France and Italy avert budget clash with Commission, Britain forced to foot extra EU budget bill

France and Italy have managed to sidestep what appeared to be an unavoidable collision with Germany regarding their 2015 budgets. The European Commission decided to accept the French and Italian budgets after both countries agreed to additional fiscal measures to cut their deficits, thus bringing them inline with EU targets.

The move came after the Commission had warned Italy and France that their budget plans would violate its fiscal rules. Both countries have said they will make further savings. Jyrki Katainen, the outgoing Commissioner for Economic and Monetary Affairs, diplomatically welcomed member states’ “constructive feedback” but indicated that the Commission would conclude on the budget plans sometime in November, essentially handing the decision over to the new Commissioner for Economic and Financial Affairs, Pierre Moscovici.

France said it would find €3.7 billion euros in new budget cuts next year, a sum which although short of the 3% deficit target, is closer than before. The new plan assumes lower interest on France’s debt, as well as new tax evasion measures.

Italy also announced last-minute budget cuts, saying that it had managed to find €4.5 billion’s worth of new measures. The Italian government’s plan still does not meet the deficit target Brussels has set, but just like France, it too will come closer. The Italian economy minister, Pier Carlo Padoan, said Italy would eliminate €3.3 billion of planned tax cuts, among other fiscal measures.

Meanwhile in the UK, Prime Minister David Cameron repeatedly insisted he would not pay the extra £1.7bn demanded for the EU budget, and vowed to ignore the 1 December deadline, after suddenly being presented with the demand during an EU summit. The volatile exchange came to a contested closure when George Osborne, Chancellor of the Exchequer, made a disputed claim that he had halved the sum owed by factoring in Britain’s budget rebates in Europe.

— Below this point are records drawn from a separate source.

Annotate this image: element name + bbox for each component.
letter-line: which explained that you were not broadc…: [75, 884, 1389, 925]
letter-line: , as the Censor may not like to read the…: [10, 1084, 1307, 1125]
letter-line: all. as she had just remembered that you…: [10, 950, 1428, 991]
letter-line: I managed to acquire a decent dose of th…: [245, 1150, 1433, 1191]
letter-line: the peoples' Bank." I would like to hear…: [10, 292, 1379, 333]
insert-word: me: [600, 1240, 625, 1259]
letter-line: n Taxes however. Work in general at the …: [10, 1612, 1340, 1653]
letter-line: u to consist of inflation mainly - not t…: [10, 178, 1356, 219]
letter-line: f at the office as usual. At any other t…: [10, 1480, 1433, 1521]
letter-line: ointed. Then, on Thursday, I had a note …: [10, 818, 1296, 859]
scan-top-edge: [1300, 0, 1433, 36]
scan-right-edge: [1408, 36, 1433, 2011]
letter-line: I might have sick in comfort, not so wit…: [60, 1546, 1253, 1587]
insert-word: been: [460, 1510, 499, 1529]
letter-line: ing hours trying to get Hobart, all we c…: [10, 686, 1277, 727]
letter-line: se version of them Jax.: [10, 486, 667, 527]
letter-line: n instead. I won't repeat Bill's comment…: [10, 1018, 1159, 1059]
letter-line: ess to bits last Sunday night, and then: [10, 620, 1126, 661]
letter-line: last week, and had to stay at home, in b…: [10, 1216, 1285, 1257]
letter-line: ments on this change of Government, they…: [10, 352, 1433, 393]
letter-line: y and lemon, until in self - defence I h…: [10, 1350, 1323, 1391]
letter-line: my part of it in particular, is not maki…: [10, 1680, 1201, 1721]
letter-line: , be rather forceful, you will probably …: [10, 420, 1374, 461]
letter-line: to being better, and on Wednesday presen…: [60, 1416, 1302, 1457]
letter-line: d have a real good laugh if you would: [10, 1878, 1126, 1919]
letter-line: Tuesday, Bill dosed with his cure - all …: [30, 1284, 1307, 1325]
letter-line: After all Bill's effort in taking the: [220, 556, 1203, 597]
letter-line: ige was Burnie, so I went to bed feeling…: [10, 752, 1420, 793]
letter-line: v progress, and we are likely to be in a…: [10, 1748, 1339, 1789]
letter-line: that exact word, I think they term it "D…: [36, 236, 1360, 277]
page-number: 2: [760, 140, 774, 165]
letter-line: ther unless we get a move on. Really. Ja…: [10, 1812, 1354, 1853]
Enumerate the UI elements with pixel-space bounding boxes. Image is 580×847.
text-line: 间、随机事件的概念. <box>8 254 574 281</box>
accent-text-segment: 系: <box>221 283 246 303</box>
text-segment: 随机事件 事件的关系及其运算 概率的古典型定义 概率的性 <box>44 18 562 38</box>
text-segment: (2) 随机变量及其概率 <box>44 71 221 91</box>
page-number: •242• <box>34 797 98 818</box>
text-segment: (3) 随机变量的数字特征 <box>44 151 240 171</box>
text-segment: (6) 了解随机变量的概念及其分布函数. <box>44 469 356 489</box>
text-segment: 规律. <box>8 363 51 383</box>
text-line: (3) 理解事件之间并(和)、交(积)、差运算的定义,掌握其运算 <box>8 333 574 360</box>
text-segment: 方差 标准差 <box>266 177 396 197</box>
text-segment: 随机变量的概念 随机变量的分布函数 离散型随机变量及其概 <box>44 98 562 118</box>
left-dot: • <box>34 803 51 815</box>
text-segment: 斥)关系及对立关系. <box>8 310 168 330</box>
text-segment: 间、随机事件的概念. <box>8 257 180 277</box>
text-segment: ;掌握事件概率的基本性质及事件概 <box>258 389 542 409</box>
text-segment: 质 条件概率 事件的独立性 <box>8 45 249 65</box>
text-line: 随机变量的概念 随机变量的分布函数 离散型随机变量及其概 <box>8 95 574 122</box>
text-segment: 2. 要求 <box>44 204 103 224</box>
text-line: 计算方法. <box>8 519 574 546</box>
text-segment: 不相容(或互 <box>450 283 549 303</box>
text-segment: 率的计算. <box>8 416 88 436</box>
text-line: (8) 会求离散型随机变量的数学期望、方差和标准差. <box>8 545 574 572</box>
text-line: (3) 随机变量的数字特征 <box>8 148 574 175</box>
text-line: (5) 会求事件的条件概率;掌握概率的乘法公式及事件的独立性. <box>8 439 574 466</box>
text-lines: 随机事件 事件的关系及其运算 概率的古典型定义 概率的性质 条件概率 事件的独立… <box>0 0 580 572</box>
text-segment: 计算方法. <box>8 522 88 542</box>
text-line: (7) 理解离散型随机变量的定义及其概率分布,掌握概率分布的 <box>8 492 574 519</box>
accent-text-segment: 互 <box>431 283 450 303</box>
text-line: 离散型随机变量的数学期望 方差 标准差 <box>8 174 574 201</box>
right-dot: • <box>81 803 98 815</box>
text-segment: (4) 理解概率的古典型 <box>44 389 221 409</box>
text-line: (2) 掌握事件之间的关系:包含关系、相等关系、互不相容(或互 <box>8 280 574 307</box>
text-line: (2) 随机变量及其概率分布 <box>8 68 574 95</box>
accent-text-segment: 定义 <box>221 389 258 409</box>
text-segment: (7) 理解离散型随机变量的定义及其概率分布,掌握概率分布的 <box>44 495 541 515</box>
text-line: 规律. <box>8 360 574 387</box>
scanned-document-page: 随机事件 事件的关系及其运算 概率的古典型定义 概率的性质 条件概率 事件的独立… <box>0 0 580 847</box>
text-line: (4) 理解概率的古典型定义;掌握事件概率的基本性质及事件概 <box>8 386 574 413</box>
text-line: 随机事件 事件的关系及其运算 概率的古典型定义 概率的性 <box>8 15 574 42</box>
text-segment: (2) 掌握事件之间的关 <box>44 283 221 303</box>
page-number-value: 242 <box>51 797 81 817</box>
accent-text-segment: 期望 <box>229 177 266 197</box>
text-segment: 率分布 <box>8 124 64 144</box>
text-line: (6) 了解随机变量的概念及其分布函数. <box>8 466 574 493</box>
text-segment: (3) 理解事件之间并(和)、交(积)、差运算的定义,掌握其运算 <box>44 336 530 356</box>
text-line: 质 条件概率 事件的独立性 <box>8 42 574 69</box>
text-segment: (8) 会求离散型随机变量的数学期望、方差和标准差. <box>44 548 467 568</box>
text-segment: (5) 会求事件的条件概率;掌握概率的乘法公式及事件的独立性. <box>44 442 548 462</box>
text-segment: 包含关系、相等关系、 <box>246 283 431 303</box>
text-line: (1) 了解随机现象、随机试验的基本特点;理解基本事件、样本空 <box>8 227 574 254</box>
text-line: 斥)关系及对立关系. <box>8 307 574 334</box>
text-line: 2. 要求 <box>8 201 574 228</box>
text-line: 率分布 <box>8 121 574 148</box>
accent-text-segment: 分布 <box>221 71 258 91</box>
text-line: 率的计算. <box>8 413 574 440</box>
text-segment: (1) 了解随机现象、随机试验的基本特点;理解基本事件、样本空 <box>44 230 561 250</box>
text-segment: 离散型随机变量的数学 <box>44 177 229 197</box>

This was immediately challenged by the European Commission, which clarified that the UK has always enjoyed a system of budgetary rebates, and therefore a discount was always going to be applied. The UK will after all pay the amount owed in two instalments by next September, thus delaying payment several months after the general election in the country. This latest episode has caused further friction between the UK and the EU, and has given ammunition to Mr Cameron’s opponents – both from the left and the right.